That made me wonder-what kinds of storytelling tropes and conventions from other genres fit into your versions of Greyhawk? The Lovecraftian cosmic horror creatures such as illithids and aboleths are probably the most iconic example. For me, the intrigues and manipulation in A Game Of Crowns are heavily influenced by what I read in Dumas's The Count Of Monte Cristo.
First, thank you for the compliment... every now and then a stopped clock like myself is right.
The progressive concept of history is relatively new, and historically localized to western Europe since the Renaissance. This is the concept we now live under, and it is based on the idea that people and societies will continue to improve. This is not to say everything is perfect, but the last 500 years have seen a remarkable increase in human material wealth and flourishing, first localized to western Europe, than the Atlantic World, and finally globally. Deirdre McCloskey calls this period the Great Enrichment, while Steven Pinker considers (most of) it the Enlightenment.

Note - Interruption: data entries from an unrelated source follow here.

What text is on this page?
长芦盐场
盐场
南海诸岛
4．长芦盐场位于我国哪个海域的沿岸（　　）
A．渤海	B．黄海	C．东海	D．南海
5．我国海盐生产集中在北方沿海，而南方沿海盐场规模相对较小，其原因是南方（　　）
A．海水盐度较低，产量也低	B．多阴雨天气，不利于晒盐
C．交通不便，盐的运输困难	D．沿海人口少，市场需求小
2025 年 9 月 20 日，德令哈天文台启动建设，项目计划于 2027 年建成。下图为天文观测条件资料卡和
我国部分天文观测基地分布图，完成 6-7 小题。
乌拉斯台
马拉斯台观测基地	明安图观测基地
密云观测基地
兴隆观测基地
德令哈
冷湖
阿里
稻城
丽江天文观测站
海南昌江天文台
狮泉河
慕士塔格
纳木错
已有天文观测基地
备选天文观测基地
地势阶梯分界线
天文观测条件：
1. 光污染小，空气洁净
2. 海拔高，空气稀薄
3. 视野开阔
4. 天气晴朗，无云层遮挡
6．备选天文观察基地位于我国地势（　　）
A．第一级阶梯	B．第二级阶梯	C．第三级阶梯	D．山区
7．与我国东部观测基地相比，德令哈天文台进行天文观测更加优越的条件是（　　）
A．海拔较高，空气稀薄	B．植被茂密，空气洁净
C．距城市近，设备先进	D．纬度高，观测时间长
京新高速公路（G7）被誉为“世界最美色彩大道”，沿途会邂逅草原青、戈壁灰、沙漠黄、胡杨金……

Before this period, history was seen as cyclical... states and civilizations rose and fell, and the best people could do was to bring their society and themselves into harmony with circumstances. This is still a prevalent view in Asia and Africa, and may yet be right.
I think that the most important tropes are those that are timeless, and emphasize a cyclical nature to history, such as the world suggested by Robert Howard for Conan... while major events occur, they do not fundamentally alter people's relations with each other, their environment, and political power. Another approach to this is Tom Bombadil's character in Lord of the Rings. When the protagonists tell him about their quest, he basically says "rulers come and go" hinting that the current quest, no matter how Tolkien builds it up, is not the first or last such.
A corollary to this is the idea that the past was once much more advanced in some ways, usually magically. Howard's lost empires and cities hint at this, though tinged with corruption. Similarly, Tolkien's Elves and Numenoreans have lost much knowledge by the time of the main story in Lord of the Rings.
On Oerth, this role is played by the Suel Empire or the early Aerdi which have now fallen into decline and decadence. The Ur-Flan and unnamed civilizations also back this concept of a cyclical or timeless approach to history... what the characters do today will matter very much today, but in a thousand years the world will be similar, even if the lines on the map are changed and renamed. I.e. changes like popular participation in politics, widespread literacy, and the scientific method will not occur.
IMHO, AD&D as envisioned by EGG, peace be upon his name, and its derivates are about heroic fantasy. If I want to engage in social engineering and technological progress, I'll play Civilization, current version by Sid Meier, praise be heaped on his name.